Page from Integral, vols. 12–13 (1978) dedicated to the Second Arab Biennial in Rabat. The sculpture, Fedai by Mohammed Ghani Hikmat, is at the bottom. 

According to the catalogue of the International Art Exhibition for Palestine, the majority of participating artists hailed from France, Italy, Japan, Iraq, and Poland. Artist unions represented a nexus of mobilisation. In the Arab world, most unions and artists’ associations were formed in the 1960s and early 1970s out of a basic need to defend artists’ rights, to create support structures for the promotion and dissemination of their work, and to solidify existing organic bonds of fraternity across the Arab region. The Union of Palestinian Artists (UPA), founded in 1973 in Lebanon, established an exhibition space known as Dar al-Karameh, which presented the work of Palestinian and international artists. 

The establishment of the Union of Arab Artists (UAA) formalised networking, exchange, and cooperation among artists at a regional level. The idea of such a union had been discussed at the First Arab Conference on Fine Arts in Damascus in 1971 and was formally constituted in 1972 at the First Arab Festival of National Plastic Arts in Damascus. Ismail Shammout, president of the UPA, was voted president of the UAA, a role he held from 1971 until 1977. The UAA’s mission was grounded in promoting relations between the Arab and Third Worlds. Two editions of the Arab Biennial, which were held in Baghdad in 1974 and in Rabat in 1976, were organised by the UAA, and foregrounded the dedication of Arab artists to the Palestinian struggle.
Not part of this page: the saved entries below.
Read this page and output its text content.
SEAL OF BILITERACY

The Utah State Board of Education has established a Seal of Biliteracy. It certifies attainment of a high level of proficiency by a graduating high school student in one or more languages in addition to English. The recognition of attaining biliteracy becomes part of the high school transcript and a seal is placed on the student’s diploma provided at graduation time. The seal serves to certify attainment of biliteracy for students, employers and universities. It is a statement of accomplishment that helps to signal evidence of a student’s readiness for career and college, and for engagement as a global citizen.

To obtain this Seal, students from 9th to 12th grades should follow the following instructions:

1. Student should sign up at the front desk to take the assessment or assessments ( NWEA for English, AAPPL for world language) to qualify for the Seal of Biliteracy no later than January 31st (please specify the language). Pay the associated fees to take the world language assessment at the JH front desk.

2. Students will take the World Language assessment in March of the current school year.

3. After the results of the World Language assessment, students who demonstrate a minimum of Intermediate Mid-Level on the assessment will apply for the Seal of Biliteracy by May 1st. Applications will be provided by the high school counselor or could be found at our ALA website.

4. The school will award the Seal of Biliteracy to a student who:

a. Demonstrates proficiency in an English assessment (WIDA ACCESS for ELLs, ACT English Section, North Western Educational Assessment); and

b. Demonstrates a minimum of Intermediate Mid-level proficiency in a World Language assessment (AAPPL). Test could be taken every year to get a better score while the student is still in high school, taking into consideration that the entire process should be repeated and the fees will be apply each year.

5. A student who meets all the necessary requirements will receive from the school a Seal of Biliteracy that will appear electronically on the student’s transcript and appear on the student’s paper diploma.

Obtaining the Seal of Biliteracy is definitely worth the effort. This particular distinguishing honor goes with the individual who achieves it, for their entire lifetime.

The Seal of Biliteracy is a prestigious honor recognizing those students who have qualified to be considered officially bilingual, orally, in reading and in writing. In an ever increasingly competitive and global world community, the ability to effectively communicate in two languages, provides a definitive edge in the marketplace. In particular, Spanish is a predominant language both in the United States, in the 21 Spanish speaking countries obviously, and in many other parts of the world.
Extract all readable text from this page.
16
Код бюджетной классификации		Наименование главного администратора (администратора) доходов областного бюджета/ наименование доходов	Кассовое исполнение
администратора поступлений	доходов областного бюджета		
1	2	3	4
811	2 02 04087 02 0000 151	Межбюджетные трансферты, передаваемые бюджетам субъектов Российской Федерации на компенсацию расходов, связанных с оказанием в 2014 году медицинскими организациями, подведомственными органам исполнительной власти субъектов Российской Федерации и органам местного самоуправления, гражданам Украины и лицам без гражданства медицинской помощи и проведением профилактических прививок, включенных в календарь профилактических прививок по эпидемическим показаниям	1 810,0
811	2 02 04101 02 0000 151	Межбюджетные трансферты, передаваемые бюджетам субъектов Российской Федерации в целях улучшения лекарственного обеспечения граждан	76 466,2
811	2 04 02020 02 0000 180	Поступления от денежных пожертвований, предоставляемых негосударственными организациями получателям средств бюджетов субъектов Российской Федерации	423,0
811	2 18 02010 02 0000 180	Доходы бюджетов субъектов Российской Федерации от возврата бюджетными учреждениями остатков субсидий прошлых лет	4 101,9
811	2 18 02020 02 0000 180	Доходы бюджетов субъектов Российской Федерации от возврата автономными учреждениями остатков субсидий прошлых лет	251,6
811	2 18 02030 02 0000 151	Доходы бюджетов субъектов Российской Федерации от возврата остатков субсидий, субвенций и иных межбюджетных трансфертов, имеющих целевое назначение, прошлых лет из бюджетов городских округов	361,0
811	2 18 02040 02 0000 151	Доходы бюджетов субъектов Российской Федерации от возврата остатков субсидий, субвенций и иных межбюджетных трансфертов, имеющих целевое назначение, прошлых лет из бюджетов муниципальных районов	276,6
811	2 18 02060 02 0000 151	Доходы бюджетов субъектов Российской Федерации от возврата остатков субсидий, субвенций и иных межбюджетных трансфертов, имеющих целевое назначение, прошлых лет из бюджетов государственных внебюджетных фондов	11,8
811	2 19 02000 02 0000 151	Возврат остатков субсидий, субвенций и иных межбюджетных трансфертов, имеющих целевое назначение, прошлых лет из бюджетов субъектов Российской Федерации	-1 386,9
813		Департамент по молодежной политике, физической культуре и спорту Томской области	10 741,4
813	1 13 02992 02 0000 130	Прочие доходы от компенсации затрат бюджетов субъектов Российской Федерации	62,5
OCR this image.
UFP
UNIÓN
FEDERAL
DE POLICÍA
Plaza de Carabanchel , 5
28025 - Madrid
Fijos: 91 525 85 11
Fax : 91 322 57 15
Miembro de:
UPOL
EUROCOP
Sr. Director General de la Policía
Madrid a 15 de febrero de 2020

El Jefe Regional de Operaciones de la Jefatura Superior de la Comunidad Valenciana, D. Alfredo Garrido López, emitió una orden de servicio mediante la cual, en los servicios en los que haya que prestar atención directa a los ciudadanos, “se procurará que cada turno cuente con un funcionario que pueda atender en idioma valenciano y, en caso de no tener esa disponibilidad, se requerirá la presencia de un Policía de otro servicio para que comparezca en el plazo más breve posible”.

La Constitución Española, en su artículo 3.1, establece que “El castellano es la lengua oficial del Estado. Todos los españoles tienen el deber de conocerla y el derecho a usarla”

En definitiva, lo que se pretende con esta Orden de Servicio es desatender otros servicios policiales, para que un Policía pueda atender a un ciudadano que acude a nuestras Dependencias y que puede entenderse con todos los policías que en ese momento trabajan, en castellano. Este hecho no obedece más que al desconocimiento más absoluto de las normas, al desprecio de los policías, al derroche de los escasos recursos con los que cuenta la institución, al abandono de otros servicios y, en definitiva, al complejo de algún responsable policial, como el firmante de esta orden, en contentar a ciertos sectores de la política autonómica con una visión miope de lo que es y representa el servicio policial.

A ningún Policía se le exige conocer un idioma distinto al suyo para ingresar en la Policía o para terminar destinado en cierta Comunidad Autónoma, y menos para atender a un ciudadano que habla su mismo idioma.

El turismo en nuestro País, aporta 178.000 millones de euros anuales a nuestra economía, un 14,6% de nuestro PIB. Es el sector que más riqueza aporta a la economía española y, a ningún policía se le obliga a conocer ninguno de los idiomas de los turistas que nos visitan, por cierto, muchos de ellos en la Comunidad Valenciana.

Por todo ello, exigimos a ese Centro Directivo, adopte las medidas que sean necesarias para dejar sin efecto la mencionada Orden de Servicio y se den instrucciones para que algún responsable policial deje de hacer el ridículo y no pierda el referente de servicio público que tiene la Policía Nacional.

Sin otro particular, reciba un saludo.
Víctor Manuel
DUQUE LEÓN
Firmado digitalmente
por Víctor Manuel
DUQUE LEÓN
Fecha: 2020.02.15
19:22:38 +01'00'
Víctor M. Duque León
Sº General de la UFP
Bruno Caruso and Paola Ganna stand with fedayeen in front of a sculpture by Mohammed Ghani Hikmat at the International Art Exhibition for Palestine, Beirut, 1978. Courtesy of Claude Lazar.

The participation of Moroccan and Iraqi artists in the International Art Exhibition for Palestine overlapped remarkably with artworks presented respectively at the two successive editions of the Arab Biennial, therefore inscribing the seed collection for a future museum in solidarity with Palestine in the generative network of Arab art initiated by artists. At some level, the International Art Exhibition for Palestine could have been the third – and concluding – edition of the Arab art biennials.